Asked about his battle with cancer, Jones marveled, “He was amazing. He was so determined to stay on course and not let it change who he is.”
Principal and former teaching colleague Tim Winland also had high praise for Collins, calling him dependable and
trustworthy, one who “dedicated his life to the teaching profession.”
Winland, too, said that Collins had “great integrity” and added, “Josh hardly ever missed a day of class, even while going through treatments, and even in the worst times he always got his stuff done. He was always very professional in his dealings with teachers and students.
“He rarely had discipline problems in his classroom and had really
good classroom management, which tells you a lot about how students felt about him. He had the students’ respect.”
Winland spoke of Collins’ passion for teaching.
“He loved to talk about history with the kids and got very excited and emotional,” the principal said. “We sometimes had to check on the classroom, he got so loud and excited about things. He also reached out to a lot of kids in a different capacity, as
a coach. He was a perfect fit for the wrestling teams we had.
“It takes a special person to be a wrestling coach. You have to be a recruiter and run a program that deals with all kinds of personalities. Josh was able to do that.”
Winland called Collins’ courage in dealing with cancer “unmatched,” adding, “I’m not sure anybody other than Josh knew the pain and suffering he had to go through. You wouldn’t know it by his teaching or coming
to work. He kept it to himself. He was physically strong but mentally strong, as well.
“As a coach, husband, father and teacher, he had my utmost respect for how he handled adversity in his life, and it showed in his faith in his Heavenly Father.”

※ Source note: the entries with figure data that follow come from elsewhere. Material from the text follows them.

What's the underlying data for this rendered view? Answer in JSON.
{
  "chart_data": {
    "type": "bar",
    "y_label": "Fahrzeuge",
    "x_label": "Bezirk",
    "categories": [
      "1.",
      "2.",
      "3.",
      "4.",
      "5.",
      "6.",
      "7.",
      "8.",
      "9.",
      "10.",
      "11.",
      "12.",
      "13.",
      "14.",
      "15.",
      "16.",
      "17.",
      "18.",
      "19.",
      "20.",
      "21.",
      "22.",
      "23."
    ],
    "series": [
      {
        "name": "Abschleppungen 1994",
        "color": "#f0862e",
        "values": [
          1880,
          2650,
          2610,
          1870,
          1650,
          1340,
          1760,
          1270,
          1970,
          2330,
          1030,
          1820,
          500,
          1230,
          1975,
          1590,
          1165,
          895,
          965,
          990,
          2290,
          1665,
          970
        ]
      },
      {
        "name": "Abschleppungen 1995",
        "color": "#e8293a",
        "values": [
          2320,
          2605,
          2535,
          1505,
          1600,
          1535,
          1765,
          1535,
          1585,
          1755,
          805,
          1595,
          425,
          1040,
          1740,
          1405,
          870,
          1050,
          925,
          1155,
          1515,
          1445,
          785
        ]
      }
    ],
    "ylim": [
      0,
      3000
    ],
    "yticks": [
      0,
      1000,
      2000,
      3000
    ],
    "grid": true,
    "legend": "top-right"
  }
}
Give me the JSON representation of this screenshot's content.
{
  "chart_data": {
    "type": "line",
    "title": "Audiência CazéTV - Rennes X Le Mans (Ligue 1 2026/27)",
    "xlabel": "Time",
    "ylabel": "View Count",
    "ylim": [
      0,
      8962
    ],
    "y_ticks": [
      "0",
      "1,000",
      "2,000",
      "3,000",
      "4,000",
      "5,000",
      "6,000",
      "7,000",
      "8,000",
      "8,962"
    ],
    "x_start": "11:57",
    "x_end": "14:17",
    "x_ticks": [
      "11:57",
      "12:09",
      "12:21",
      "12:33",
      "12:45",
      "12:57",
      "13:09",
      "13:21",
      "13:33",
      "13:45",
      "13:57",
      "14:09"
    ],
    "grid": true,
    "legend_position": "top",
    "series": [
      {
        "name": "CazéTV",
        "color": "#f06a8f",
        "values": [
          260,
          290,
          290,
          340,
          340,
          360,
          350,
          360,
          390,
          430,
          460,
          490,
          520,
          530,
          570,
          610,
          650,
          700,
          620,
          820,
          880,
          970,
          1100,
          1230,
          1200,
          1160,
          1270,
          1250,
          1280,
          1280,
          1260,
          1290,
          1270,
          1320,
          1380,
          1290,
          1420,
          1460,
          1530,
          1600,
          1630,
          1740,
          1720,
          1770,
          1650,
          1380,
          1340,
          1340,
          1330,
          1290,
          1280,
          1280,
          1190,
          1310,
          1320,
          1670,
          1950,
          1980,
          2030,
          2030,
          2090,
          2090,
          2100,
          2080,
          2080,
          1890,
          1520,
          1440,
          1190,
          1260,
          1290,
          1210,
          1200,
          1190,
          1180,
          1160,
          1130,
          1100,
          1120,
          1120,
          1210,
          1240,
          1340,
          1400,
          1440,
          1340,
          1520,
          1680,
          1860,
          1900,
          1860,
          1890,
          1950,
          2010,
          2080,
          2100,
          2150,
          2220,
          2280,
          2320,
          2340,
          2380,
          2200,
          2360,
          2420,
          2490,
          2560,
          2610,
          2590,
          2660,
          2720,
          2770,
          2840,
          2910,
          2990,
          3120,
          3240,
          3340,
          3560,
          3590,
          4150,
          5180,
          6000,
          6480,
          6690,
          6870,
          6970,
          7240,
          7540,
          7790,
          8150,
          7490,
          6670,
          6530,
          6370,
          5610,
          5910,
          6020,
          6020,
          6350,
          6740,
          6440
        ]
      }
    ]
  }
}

Bernhisel noted Collins’ patriotism, saying, “He loved his country and I know he felt privileged to teach United States history and government. His service as a member of the Wyoming National Guard and later as a Scoutmaster exemplified his appreciation for the freedoms we enjoy here.
“Josh’s great legacy will be the lives of the young people he touched as a father, teacher, coach and scoutmaster. Throughout his difficult battle, he never lost his sense of humor, his wry smile or his willingness to think of the needs of others before his own.”
Collins built a firm foundation for many, Bernhisel added.
“His love of family, his positive outlook on life and his faith in the gospel of Jesus Christ were evident even when life was most difficult,” Bernhisel said. “He leaves his three daughters with a strong foundation of the importance of family and a deep love of learning, service and everything Wyoming.”
Services for Joshua Lee Collins will be held in the Lovell LDS Church on Thursday, May 17, at 2 p.m. with interment to follow at the Lovell Cemetery.